I couldn’t have done it any other way. I knew how to write a master’s thesis but I had no idea how to bring life to my story. My initial thought was to find a successful ghost writer to do the book but when I took the question into my heart, the answer was my best male friend, Ray Bruce, who was just beginning to call himself a writer. There was no logic to that answer – Ray had never written a book either – but I have learned to listen to my heart in the last 11 years, and because I did and asked Ray to write the book with me, it is the book I imagined it could be. The process of writing the book was filled with hard work, joy, tears, hard work, confrontation, love, hard work, qustioning, hope, hard work, doubts and, finally, immense pride and satisfaction. It was a lesson in communication and compromise, an affirmation of how the work of two people together can be much more than the sum of the work of each individul, and a validation of the strength of the friendship between Ray and myself. His skill as a writer blossomed into what we both knew it could be, and I discovered that I could put words together that touched people in a way I could not have imagined. I have not written a book on my own so I cannot compare the two. I am sure that each has its own merits as well as difficulties. I know that I could not have written this book by myself and am enormously grateful that Ray undertook the project with me.

Terrifying and satisfying at the same time. Because the book is so much the story of my heart, the risk of going public at this level is a big one and brings with it the fear inherent in big risks. At the same time, this book was the second biggest dream of my life – the first was to stand on top of Mt. Everest – and to have that dream come to fruition fills my heart more than I can say. It’s like life: filled with seemingly diverse emotions which combine to form a previously unexperienced wholeness. I admit to believing there’s a pretty good size miracle at work here!
In the months between August, 1993 and February, 1994, I transcribed all of my journals and gave them to Ray – a total of nearly 2500 typewritten pages. He read them several times, I reread them and we began the process of creating an outline for the book. Some of the choices were easy: there are pieces of the book that were so important to my life that they could not be ignored. Some stories were eliminated because they involved other people in ways that were not appropriate to disclose. I was not willing to disguise or alter the truth and chose, instead, to exclude certain stories. The major criteria was whether or not a certain story added to the understanding of the heart of a character or a climb or a process. This book is about climbing but also about heart and soul. We didn’t want to simply tell a story, we wanted to communicate the color and feel and sound and feeling of the mountain, the climbers and me. It would have been easy to write a book twice as long as this one, and the editing out of certain pieces was a painful process for me. Occasionally Ray and I had different opinions about what to include and why, and there were not a few heated discussions around what stayed in and what was deleted. On the whole, however, we agreed on what we would include because we had the same vision of what the book was to be. The decisions were made from the heart.

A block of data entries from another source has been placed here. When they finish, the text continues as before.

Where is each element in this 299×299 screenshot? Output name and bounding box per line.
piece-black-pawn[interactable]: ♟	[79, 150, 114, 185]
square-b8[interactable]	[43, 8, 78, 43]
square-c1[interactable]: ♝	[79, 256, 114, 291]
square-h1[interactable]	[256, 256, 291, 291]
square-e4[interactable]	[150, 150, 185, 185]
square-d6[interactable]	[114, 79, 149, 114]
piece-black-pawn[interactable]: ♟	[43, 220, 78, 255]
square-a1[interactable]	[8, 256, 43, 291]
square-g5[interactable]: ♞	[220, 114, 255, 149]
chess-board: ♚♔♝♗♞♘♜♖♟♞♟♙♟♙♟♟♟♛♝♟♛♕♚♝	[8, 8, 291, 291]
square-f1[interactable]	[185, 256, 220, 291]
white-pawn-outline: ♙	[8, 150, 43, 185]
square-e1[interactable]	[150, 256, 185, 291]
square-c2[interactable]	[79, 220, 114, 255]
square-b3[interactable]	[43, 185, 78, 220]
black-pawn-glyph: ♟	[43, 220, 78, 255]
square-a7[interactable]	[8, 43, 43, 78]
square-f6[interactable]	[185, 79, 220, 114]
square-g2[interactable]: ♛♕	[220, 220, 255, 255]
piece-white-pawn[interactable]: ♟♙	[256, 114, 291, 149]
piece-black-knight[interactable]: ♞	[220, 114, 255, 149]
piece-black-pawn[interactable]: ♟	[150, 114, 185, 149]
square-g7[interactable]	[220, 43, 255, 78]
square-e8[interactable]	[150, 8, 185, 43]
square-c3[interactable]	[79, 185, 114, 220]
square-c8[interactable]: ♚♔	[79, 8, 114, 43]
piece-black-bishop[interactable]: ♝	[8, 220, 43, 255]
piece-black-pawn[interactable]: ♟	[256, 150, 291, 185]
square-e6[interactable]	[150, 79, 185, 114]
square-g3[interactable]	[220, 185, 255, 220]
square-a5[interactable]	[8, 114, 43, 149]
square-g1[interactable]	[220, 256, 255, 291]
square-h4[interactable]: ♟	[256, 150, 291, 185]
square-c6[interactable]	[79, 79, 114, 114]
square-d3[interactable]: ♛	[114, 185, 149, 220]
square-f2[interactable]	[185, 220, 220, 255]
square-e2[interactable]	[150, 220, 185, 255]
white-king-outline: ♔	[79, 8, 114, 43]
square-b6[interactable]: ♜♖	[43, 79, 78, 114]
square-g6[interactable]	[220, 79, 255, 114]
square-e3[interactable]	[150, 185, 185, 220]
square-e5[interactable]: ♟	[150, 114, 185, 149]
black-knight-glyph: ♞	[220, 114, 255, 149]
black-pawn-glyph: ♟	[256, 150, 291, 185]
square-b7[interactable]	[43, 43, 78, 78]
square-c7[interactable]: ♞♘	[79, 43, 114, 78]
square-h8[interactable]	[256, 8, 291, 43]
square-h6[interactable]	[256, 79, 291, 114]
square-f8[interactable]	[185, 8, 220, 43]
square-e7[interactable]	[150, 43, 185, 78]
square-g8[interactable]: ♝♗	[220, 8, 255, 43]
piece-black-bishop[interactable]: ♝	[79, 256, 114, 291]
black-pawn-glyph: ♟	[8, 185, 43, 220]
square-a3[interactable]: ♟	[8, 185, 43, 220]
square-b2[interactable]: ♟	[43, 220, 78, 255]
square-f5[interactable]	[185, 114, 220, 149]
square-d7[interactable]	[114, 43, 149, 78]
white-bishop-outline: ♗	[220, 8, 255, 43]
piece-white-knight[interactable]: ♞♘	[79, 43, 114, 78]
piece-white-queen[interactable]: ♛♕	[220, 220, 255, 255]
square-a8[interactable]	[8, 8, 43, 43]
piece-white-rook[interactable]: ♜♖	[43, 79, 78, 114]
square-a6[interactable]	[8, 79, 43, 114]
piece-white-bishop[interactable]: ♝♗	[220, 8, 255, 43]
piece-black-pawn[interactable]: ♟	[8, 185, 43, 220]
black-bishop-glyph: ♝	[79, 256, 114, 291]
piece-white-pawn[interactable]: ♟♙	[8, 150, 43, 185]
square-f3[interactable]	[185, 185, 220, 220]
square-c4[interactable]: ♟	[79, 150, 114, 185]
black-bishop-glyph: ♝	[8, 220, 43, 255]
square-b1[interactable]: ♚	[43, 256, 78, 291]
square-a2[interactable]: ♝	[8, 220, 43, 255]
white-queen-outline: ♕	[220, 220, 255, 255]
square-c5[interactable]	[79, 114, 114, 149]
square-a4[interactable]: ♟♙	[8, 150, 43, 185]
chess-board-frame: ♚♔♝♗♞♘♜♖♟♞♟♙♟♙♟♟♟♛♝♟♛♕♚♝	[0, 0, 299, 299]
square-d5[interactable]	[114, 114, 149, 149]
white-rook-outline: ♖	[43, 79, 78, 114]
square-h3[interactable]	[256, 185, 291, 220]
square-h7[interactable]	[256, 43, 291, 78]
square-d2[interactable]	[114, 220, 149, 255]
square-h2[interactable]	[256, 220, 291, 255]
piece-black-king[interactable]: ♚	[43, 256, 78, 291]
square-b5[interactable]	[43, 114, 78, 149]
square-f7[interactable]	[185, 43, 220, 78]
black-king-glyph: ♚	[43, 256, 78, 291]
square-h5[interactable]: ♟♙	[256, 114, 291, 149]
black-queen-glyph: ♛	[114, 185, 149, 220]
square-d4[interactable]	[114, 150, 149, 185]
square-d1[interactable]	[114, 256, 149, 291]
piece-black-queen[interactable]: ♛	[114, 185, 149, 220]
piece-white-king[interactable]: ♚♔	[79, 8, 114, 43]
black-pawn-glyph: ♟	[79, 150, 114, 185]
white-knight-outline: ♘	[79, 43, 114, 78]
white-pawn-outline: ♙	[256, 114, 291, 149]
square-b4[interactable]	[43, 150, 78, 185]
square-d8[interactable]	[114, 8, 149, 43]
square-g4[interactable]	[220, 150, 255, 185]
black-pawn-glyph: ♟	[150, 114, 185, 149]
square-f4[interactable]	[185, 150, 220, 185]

Part of my path since I have been in recovery has been to openly share about my journey. Rather than coming from a place of shame about my history of addiction and self-abuse, I come from a place of pride and gratitude for my recovery. I have watched people be touched by that and find some hope that they, too, could let go of the shame and find their pride. Certainly the scale is much wider here, and includes a majority of people who are not in recovery but I believe that my story can touch people and facilitate their discovery of their own dreams. That belief and the belief in my own recovery take away much of the fear and embarassment that might have been overwhelming in the intimacy of this book.